We have already commented on the loss of global heat as a result of the conversion of the Sahara into desert during the Bronze Age. The wrecking job was completed with the 1159 BCE blast and our northern climate has since varied between the Bronze Age optimum and the various temperature declines induced by volcanism since. We have seen that it takes about two centuries to recover to the optimum from a major low. Obviously restoring the Sahara would likely shorten this recovery time.
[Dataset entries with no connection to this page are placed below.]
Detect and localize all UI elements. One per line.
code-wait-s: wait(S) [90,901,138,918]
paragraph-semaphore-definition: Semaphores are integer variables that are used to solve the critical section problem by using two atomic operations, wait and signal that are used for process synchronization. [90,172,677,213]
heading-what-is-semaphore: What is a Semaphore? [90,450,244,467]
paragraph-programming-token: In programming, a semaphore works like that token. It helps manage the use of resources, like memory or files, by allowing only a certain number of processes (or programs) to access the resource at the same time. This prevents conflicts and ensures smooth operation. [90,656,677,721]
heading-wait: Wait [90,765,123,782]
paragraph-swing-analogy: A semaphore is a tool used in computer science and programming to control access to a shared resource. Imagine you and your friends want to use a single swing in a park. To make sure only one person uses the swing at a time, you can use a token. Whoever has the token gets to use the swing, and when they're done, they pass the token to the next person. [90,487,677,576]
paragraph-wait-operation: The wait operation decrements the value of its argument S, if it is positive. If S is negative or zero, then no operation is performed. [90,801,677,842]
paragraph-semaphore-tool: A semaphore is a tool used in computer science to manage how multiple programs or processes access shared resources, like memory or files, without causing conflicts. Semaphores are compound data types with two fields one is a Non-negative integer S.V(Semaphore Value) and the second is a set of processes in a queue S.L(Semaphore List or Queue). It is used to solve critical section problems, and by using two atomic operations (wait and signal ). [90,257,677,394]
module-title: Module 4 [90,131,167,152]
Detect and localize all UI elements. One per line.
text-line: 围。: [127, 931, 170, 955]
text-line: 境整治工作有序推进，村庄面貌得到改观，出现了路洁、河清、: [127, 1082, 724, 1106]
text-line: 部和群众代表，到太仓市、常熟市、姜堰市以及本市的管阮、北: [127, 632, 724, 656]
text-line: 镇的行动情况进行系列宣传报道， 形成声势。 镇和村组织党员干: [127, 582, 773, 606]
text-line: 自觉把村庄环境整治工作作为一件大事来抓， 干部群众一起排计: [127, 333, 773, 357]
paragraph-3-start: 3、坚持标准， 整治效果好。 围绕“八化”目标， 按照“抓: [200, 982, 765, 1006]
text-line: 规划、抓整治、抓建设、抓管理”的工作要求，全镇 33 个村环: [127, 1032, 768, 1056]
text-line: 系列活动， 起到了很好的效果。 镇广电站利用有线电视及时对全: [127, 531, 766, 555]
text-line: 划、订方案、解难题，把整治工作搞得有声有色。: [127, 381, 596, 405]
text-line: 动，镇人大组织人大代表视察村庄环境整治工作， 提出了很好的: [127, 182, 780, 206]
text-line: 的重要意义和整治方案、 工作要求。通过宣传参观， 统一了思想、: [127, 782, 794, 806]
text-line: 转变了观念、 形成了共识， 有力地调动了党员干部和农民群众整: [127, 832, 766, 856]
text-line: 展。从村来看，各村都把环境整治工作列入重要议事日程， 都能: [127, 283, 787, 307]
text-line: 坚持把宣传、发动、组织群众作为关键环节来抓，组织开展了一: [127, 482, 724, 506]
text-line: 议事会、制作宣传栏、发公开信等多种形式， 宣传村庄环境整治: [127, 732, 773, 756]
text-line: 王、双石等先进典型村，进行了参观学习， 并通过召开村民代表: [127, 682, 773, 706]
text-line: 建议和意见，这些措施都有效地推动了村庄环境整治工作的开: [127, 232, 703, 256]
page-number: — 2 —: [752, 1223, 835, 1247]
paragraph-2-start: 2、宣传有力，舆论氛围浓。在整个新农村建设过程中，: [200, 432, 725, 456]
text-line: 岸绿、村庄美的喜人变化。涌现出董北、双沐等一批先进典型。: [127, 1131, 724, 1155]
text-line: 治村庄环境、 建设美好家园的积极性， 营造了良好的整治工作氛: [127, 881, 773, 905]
That returns us to the Little Ice Age. All the evidence to date is arguing forcefully that the only engine capable of lowering global temperatures is volcanism. It is also arguing that the engine for a cold northern climate is northern volcanism. It is obvious that a major injection of dust and sulphur dioxide into the polar air mass would be several times more effective than Mount Pele on the equator. In fact a major volcano that performed for a century would be able to keep the arctic several degrees colder for decades and cause a resultant buildup of polar ice, to say nothing of providing Europe with a much colder climate.

Hekla has already shown us such a result in 1159 BCE, and in a much smaller way in the late eighteenth century.

The only remaining question left is where is the volcano(es)? Here we have no problem whatsoever. The volcanic belt in the Aleutians and Kamchatka is home to the scariest set of explosive volcanoes outside of Indonesia. There are forty in Alaska, and they are active as hell. There is one going of every couple of years and we are likely in a quiet period.

Even more importantly, they are well positioned to inject gas and dust into the polar air mass and surprise! It has been a hundred years since we have had a major eruption up there that blew away twenty cubic kilometers of dust. Perhaps our northern warming trend reflects the moderate level of eruptions over the past one hundred years.

The point that I want to make is that while no Europeans even knew these volcanoes existed, they were quite capable of producing all the climatic effects experienced in Europe while not causing a measurable effect over the rest of the globe. Maybe we even have a Thera out there unrecognized and undated.